The Orbital Sciences Corporation Antares rocket is seen as it launches from Pad-0A of the Mid-Atlantic Regional Spaceport (MARS) at the NASA Wallops Flight Facility in Virginia, Sunday, April 21, 2013. The test launch marked the first flight of Antares and the first rocket launch from Pad-0A. The Antares rocket delivered the equivalent mass of a spacecraft, a so-called mass simulated payload, into Earth’s orbit. Photo (Credit: NASA/Bill Ingalls)
DULLES, Virg. (Orbital PR) – In the two weeks following the successful debut fight of the Antares rocket on April 21, the program’s technical team gathered and analyzed large volumes of data collected during the A-ONE mission’s countdown, ignition and lift-off, and flight sequence.

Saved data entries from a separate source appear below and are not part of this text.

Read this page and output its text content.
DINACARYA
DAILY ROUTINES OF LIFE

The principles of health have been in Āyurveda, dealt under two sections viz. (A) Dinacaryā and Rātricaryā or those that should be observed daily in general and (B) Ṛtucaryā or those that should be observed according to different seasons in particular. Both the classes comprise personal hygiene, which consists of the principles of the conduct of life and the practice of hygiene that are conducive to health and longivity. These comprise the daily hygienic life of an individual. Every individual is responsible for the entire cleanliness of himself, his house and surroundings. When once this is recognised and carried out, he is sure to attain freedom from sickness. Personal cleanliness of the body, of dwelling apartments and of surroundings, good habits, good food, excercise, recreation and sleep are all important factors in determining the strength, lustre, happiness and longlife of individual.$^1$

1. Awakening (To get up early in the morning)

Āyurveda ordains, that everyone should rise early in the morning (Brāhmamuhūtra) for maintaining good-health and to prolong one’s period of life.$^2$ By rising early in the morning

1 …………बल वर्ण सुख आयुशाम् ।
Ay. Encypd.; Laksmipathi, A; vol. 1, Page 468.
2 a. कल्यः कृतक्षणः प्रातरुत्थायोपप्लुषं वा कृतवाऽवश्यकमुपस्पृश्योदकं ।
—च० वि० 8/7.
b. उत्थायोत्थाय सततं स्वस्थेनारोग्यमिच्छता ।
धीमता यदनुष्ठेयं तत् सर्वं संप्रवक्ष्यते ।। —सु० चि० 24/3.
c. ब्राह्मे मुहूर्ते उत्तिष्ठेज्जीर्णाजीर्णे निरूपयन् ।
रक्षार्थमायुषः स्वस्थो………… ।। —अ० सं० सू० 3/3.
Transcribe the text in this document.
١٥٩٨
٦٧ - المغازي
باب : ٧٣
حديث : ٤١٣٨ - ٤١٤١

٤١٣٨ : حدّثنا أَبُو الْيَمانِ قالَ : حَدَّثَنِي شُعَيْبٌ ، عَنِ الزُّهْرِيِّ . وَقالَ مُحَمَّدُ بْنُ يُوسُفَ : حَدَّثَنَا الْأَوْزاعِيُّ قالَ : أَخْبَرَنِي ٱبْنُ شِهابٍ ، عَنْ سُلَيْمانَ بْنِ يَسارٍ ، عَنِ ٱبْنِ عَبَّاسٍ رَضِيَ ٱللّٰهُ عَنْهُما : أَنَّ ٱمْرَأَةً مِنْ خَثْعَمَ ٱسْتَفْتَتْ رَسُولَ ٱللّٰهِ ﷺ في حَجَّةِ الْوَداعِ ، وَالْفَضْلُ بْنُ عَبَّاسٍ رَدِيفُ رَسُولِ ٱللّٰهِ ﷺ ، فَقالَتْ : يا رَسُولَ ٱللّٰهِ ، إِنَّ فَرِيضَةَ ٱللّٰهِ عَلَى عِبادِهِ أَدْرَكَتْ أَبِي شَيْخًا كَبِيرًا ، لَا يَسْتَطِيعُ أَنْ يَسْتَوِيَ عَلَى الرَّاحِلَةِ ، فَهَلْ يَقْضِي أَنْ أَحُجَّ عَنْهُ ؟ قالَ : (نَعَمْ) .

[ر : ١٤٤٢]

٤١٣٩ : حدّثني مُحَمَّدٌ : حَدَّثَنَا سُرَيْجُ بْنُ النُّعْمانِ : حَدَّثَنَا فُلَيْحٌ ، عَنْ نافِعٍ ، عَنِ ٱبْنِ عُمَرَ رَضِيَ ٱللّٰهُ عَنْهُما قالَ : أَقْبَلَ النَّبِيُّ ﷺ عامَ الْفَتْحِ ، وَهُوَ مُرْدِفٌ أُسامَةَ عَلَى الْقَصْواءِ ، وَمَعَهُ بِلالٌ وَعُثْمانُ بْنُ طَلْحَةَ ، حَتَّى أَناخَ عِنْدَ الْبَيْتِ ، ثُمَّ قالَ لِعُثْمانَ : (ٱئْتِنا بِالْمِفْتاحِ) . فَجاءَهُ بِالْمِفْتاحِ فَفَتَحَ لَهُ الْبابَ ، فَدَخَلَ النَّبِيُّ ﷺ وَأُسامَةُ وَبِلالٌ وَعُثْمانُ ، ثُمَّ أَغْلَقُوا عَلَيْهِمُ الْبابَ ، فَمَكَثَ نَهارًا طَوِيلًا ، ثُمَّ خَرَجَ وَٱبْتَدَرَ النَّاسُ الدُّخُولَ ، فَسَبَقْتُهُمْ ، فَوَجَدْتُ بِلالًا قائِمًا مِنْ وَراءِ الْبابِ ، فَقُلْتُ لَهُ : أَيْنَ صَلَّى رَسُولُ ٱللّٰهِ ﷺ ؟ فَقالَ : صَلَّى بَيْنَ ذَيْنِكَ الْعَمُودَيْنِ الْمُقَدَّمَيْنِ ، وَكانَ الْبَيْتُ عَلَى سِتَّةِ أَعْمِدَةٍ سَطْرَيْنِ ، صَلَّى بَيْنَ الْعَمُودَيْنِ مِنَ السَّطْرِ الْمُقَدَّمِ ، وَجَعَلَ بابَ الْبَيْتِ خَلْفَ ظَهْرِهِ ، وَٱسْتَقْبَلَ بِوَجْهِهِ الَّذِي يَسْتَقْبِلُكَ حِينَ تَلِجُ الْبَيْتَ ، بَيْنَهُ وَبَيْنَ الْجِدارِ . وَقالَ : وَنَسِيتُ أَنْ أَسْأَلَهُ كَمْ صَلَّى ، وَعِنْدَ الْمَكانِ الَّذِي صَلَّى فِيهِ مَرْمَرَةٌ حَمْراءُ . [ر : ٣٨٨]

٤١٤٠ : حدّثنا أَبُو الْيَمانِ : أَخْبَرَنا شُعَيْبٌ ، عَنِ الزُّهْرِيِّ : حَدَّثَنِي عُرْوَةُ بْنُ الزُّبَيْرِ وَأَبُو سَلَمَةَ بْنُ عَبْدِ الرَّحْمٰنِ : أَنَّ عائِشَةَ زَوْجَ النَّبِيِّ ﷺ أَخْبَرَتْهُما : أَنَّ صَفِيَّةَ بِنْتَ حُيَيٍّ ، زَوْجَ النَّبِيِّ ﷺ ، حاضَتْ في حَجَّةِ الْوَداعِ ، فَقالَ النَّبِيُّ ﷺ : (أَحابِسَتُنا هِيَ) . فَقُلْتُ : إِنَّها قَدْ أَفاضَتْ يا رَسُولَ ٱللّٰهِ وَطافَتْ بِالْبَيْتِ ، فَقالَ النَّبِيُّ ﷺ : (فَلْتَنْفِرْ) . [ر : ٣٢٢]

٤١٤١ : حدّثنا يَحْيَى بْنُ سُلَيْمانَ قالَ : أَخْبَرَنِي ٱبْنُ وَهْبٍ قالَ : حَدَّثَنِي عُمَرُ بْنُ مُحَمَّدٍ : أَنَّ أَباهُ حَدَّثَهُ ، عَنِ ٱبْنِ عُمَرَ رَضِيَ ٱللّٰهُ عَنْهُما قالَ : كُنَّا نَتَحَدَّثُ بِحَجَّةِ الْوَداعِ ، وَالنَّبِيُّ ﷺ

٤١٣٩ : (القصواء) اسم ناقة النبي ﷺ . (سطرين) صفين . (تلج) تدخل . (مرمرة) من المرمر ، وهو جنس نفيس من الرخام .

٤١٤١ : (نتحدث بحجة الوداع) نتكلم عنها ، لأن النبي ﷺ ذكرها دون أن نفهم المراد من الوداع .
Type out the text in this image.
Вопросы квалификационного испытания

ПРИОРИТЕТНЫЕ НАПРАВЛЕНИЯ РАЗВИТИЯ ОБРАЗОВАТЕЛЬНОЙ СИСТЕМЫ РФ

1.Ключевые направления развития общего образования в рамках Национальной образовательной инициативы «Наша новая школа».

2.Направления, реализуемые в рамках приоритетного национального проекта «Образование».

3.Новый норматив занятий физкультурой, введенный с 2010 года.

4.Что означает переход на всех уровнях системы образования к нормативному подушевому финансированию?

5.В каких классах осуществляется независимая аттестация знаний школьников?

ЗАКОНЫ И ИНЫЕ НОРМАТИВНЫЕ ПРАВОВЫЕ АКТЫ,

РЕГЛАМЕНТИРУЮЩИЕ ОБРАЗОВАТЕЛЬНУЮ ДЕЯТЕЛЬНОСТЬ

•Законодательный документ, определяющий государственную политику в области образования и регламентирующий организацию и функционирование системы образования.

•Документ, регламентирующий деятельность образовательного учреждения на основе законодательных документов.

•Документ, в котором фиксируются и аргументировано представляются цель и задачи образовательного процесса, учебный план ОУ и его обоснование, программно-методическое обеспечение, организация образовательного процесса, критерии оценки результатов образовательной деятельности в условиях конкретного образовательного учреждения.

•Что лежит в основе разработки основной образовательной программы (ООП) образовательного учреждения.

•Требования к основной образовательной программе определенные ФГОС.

This data is used to validate that the launch vehicle’s propulsion, navigation and other major subsystems, as well as the supporting ground systems, all performed as designed.
The Antares team’s conclusion was definitive: the rocket’s first- and second-stage performance was right on the mark; the stage and fairing separation events were performed exactly as planned; and the data gathered from the heavily instrumented mass simulator payload confirmed Orbital’s engineering models that predicted a benign launch environment for Cygnus and other future satellite payloads in terms of the thermal, acoustic, vibration, acceleration and other measurements captured during the flight.